Os apoiadores acreditam que essas ferramentas podem futuramente impulsionar o crescimento do DeFi da ADA ao oferecer uma infraestrutura mais barata e escalável para desenvolvedores.
A Falta de Uso da Cardano Ainda Ofusca a Atualização
Apesar do avanço técnico, a fraca atividade DeFi da ADA continua sendo o maior problema da Cardano. Atualmente, a rede possui cerca de US$ 129 milhões em valor total bloqueado (TVL), enquanto Solana ultrapassa US$ 6 bilhões e Ethereum se aproxima de US$ 43 bilhões.
A liquidez em stablecoins também continua limitada. O mercado de stablecoins da Cardano gira em torno de US$ 46,7 milhões, restringindo a capacidade do ecossistema de sustentar empréstimos, negociações e atividades de liquidez descentralizada. Analistas que acompanham métricas on-chain continuam apontando esse desequilíbrio como uma das maiores fraquezas da rede.
A diferença de valorização cria ainda mais pressão. A Cardano negocia próxima de uma relação market cap/TVL de 72x, enquanto Solana está perto de 8x e Ethereum ao redor de 6x. Isso deixa pouca margem para decepções caso o hard fork da Cardano não consiga gerar adoção mais forte.
As redes Layer 2 do Ethereum também continuam aumentando a pressão competitiva. Segundo dados do L2BEAT, os ecossistemas Layer 2 do Ethereum já protegem cerca de US$ 40,3 bilhões em valor, com os rollups representando quase US$ 33,5 bilhões desse total. Esse domínio mostra como a infraestrutura blockchain escalável está evoluindo rapidamente fora do ecossistema da Cardano.
Conclusão
O hard fork da Cardano chega como um marco técnico e também como um teste de credibilidade. O Van Rossem apresenta infraestrutura criptográfica mais robusta, execução de contratos inteligentes mais barata, melhorias de coordenação de governança e maior segurança para a rede. Porém, o mercado cripto moderno recompensa cada vez mais a execução prática do que apenas a ambição técnica.
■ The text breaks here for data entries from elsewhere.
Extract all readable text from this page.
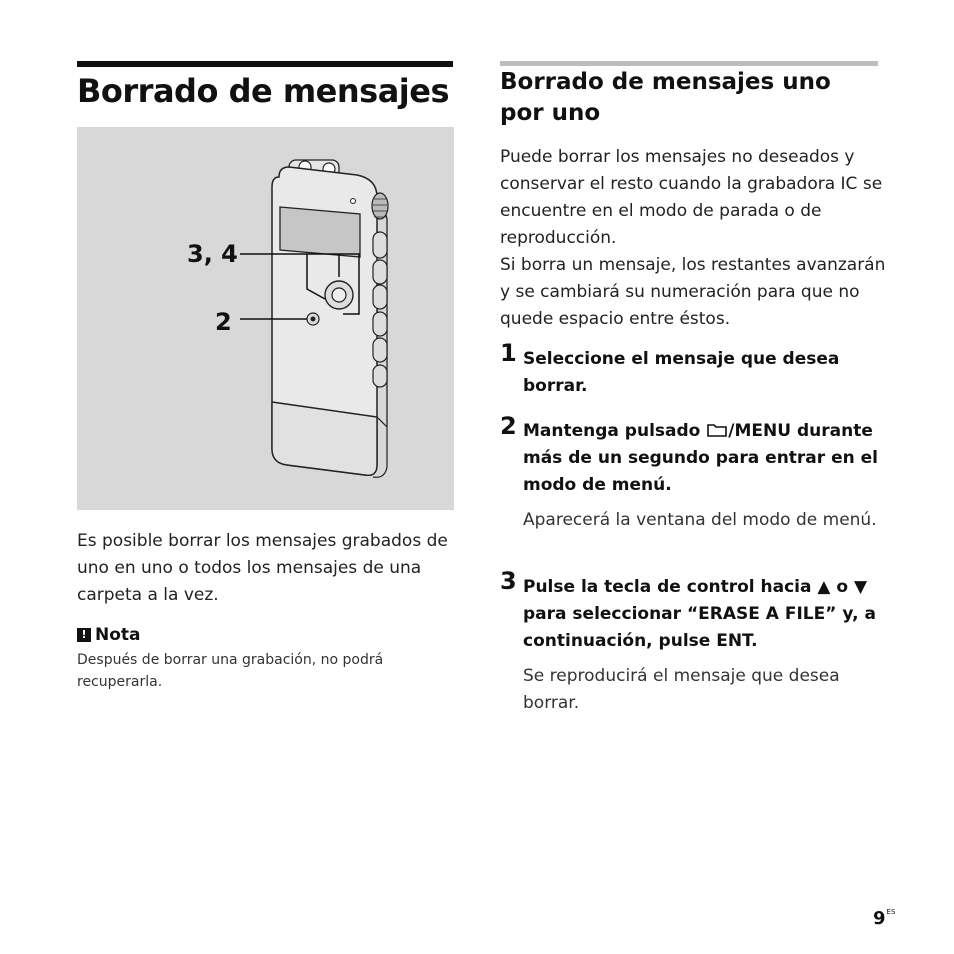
Borrado de mensajes
3, 4
2

Es posible borrar los mensajes grabados de uno en uno o todos los mensajes de una carpeta a la vez.

! Nota

Después de borrar una grabación, no podrá recuperarla.

Borrado de mensajes uno por uno

Puede borrar los mensajes no deseados y conservar el resto cuando la grabadora IC se encuentre en el modo de parada o de reproducción.

Si borra un mensaje, los restantes avanzarán y se cambiará su numeración para que no quede espacio entre éstos.

1 Seleccione el mensaje que desea borrar.

2 Mantenga pulsado /MENU durante más de un segundo para entrar en el modo de menú.

Aparecerá la ventana del modo de menú.

3 Pulse la tecla de control hacia ▲ o ▼ para seleccionar “ERASE A FILE” y, a continuación, pulse ENT.

Se reproducirá el mensaje que desea borrar.

$9^{ES}$
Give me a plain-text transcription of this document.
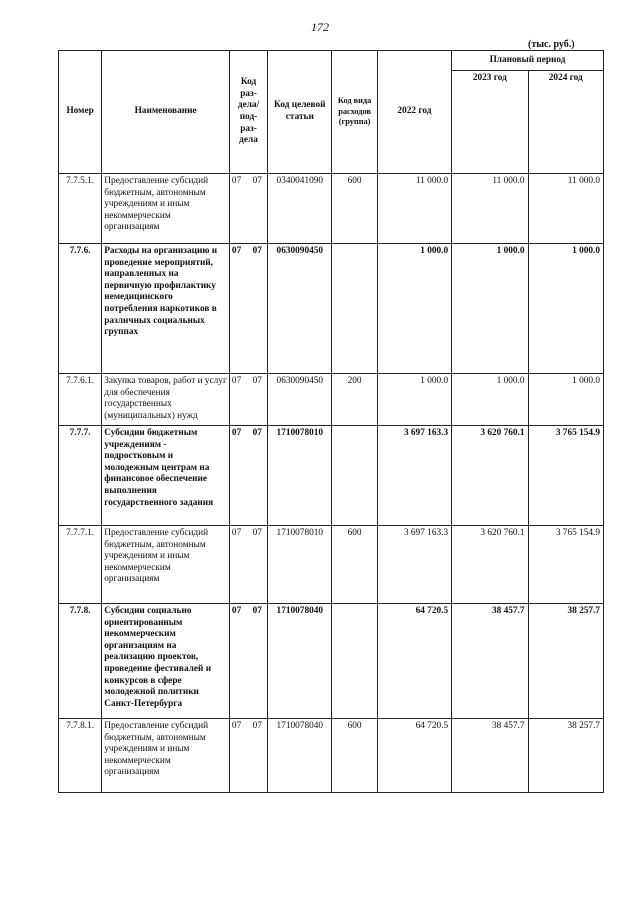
172
(тыс. руб.)
Номер	Наименование	Код раз-дела/ под-раз-дела	Код целевой статьи	Код вида расходов (группа)	2022 год	Плановый период	
						2023 год	2024 год
7.7.5.1.	Предоставление субсидий бюджетным, автономным учреждениям и иным некоммерческим организациям	07 07	0340041090	600	11 000.0	11 000.0	11 000.0
7.7.6.	Расходы на организацию и проведение мероприятий, направленных на первичную профилактику немедицинского потребления наркотиков в различных социальных группах	07 07	0630090450		1 000.0	1 000.0	1 000.0
7.7.6.1.	Закупка товаров, работ и услуг для обеспечения государственных (муниципальных) нужд	07 07	0630090450	200	1 000.0	1 000.0	1 000.0
7.7.7.	Субсидии бюджетным учреждениям - подростковым и молодежным центрам на финансовое обеспечение выполнения государственного задания	07 07	1710078010		3 697 163.3	3 620 760.1	3 765 154.9
7.7.7.1.	Предоставление субсидий бюджетным, автономным учреждениям и иным некоммерческим организациям	07 07	1710078010	600	3 697 163.3	3 620 760.1	3 765 154.9
7.7.8.	Субсидии социально ориентированным некоммерческим организациям на реализацию проектов, проведение фестивалей и конкурсов в сфере молодежной политики Санкт-Петербурга	07 07	1710078040		64 720.5	38 457.7	38 257.7
7.7.8.1.	Предоставление субсидий бюджетным, автономным учреждениям и иным некоммерческим организациям	07 07	1710078040	600	64 720.5	38 457.7	38 257.7
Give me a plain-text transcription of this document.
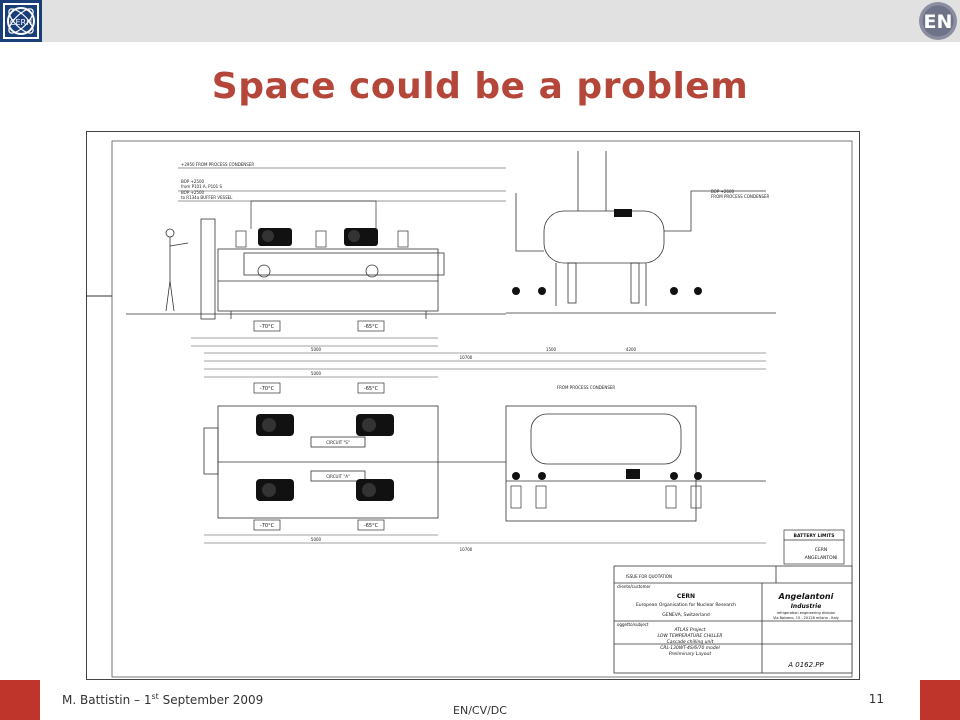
CERN	EN
Space could be a problem
+2950 FROM PROCESS CONDENSER
BOP +2500
from P101 A, P101 S
BOP +2500
to R134a BUFFER VESSEL
-70°C	-65°C
5000
10700
4200
1500
BOP +2600
FROM PROCESS CONDENSER
5000
-70°C	-65°C
CIRCUIT "S"
CIRCUIT "A"
FROM PROCESS CONDENSER
-70°C	-65°C
5000
10700
BATTERY LIMITS
CERN
ANGELANTONI
ISSUE FOR QUOTATION
cliente/customer
oggetto/subject
CERN
European Organisation for Nuclear Research
GENEVA, Switzerland
ATLAS Project
LOW TEMPERATURE CHILLER
Cascade chilling unit
CRL-130WT-4S/6/70 model
Preliminary Layout
Angelantoni
Industrie
refrigeration engineering division
Via Bolzano, 15 - 20126 milano - Italy
A 0162.PP
M. Battistin – 1st September 2009
EN/CV/DC
11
Se os desenvolvedores adotarem essas ferramentas e a atividade DeFi da ADA crescer, a Cardano poderá fortalecer sua posição na economia blockchain em evolução. Caso a adoção continue lenta, a atualização corre o risco de se tornar mais uma entrega tecnicamente avançada esperando que usuários e liquidez finalmente acompanhem.
Glossário de Termos Principais
Plutus: Plataforma de desenvolvimento de contratos inteligentes da Cardano.
TVL: Valor total bloqueado em aplicações de finanças descentralizadas.
Provas de Conhecimento Zero: Sistemas criptográficos que preservam privacidade enquanto verificam informações.
VRF Key: Chave de validação usada pelos stake pools da Cardano.
Rollups: Sistemas Layer 2 do Ethereum criados para melhorar escalabilidade e reduzir custos.
Perguntas Frequentes Sobre o Hard Fork da Cardano
O que é o hard fork da Cardano?
É a próxima atualização Protocol Version 11 da Cardano, focada em governança, segurança e melhorias nos contratos inteligentes.
Por que o Ogmios é importante?
O Ogmios ajuda carteiras e aplicativos descentralizados a interagirem com a infraestrutura blockchain da Cardano.
Por que o DeFi da ADA ainda é fraco?
A Cardano ainda enfrenta dificuldades relacionadas à liquidez, oferta de stablecoins e atividade de usuários quando comparada ao Ethereum e Solana.
Qual o papel das ferramentas de conhecimento zero?
Elas oferecem suporte para aplicações de privacidade, verificação cross-chain e infraestrutura blockchain escalável.